ROMA – Con l’ingresso della primavera astronomica, l’Italia si avvia verso una fase meteo più stabile, ma solo in parte. La settimana appena iniziata porterà infatti condizioni più tranquille soprattutto al Nord, mentre il Centro-Sud dovrà fare i conti con piogge, temporali e un nuovo peggioramento in arrivo nei prossimi giorni.
In queste ore il Paese è ancora interessato da una circolazione ciclonica che continua a influenzare il tempo, soprattutto sulle regioni centrali e meridionali. Nubi diffuse e precipitazioni sparse interesseranno in particolare Marche, Molise e alcune aree della Puglia, oltre alla Sardegna nord-occidentale.
L’instabilità sarà più marcata lungo il versante tirrenico, con fenomeni attesi su Lazio, Campania, Calabria e sulla Sicilia orientale.
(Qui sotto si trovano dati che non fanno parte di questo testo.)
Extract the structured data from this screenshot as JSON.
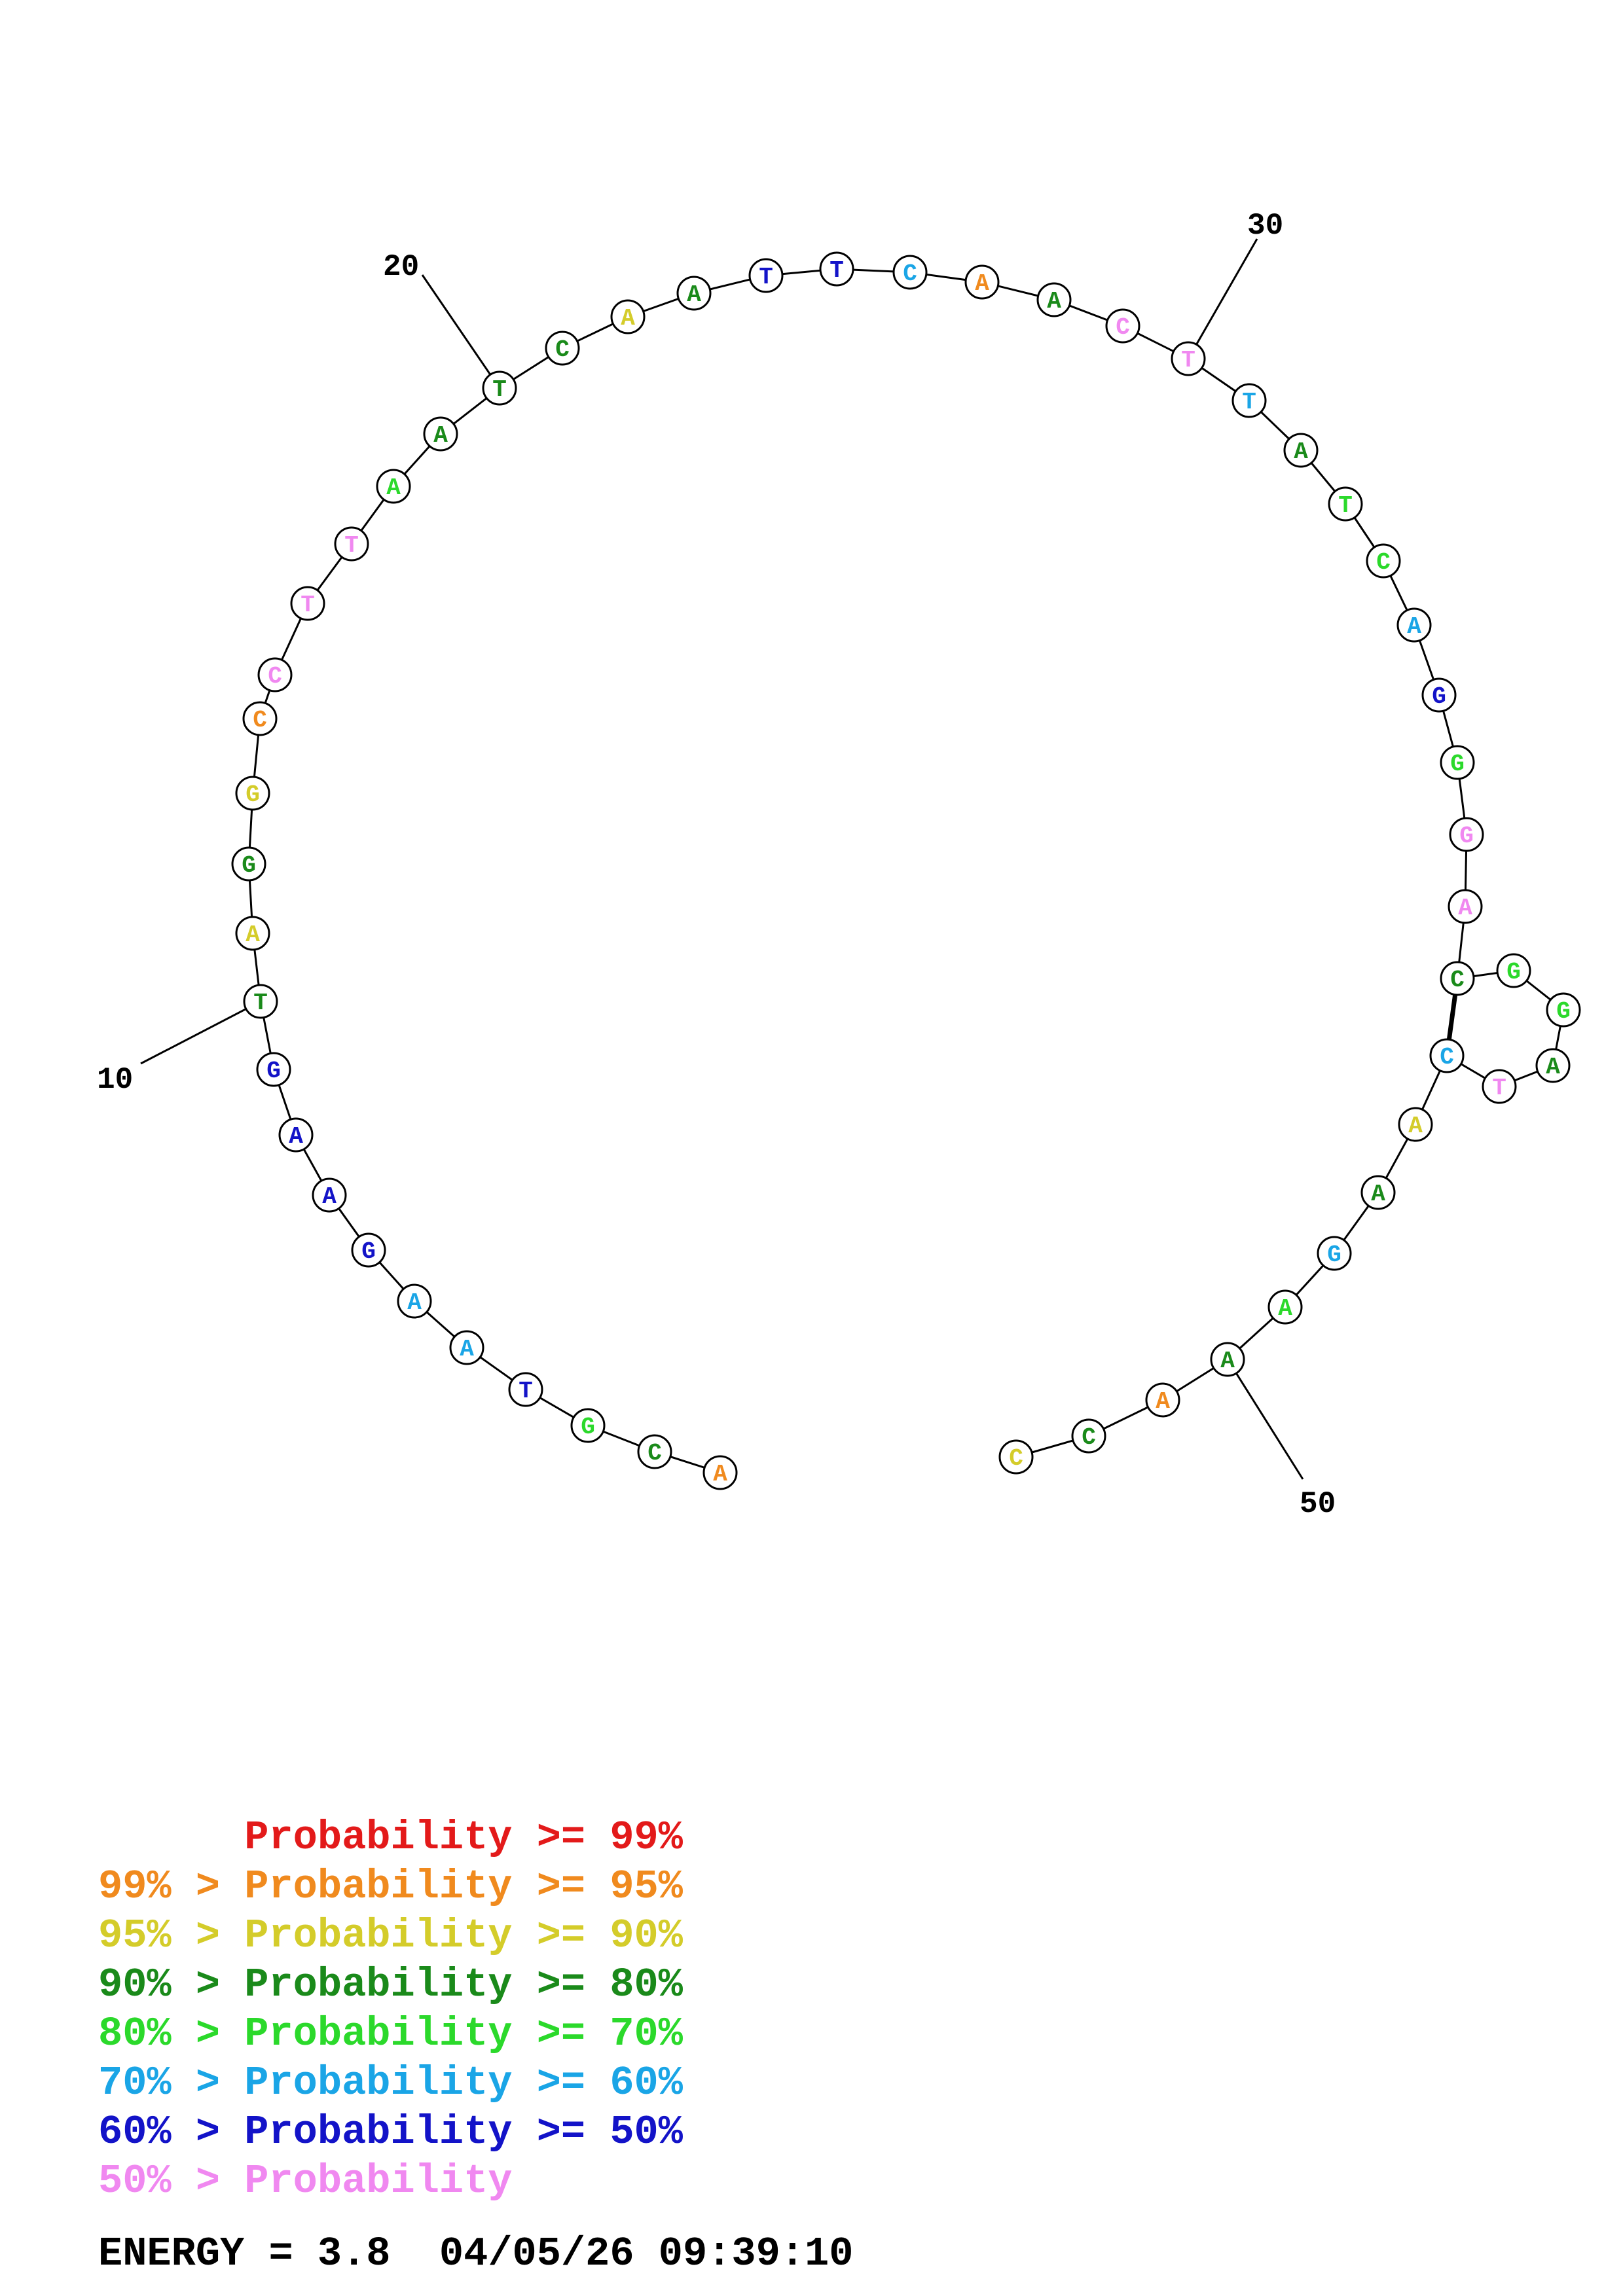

Non si escludono rovesci anche intensi e locali temporali, mentre lungo la dorsale appenninica potranno tornare deboli nevicate oltre i 1000 metri di quota.
Diversa la situazione al Nord, dove la settimana si apre con condizioni più stabili: cieli sereni o poco nuvolosi e temperature in lieve aumento caratterizzeranno gran parte delle regioni settentrionali.
Nel dettaglio, oggi lunedì 23 marzo il Nord sarà interessato da tempo stabile e soleggiato, mentre al Centro si registrerà una maggiore variabilità, soprattutto su Abruzzo, Molise e basso Lazio. Al Sud prevarranno le nubi, con piogge a tratti anche moderate.
Domani, martedì 24 marzo, il bel tempo si estenderà al Nord e al Centro, mentre al Sud persisteranno condizioni di instabilità, con precipitazioni più probabili tra Calabria e Sicilia, soprattutto nelle aree montuose.
Mercoledì 25 marzo si assisterà a un temporaneo miglioramento anche al Sud, mentre al Nord aumenterà la nuvolosità fino a un peggioramento serale sui settori alpini, con l’arrivo di piogge e nevicate.
Ma sarà da giovedì che lo scenario cambierà nuovamente: un’irruzione di aria fredda in discesa dal Nord Europa investirà gran parte della Penisola, portando un deciso calo delle temperature e un nuovo aumento dell’instabilità.
La primavera, dunque, è iniziata, ma con un volto ancora decisamente variabile.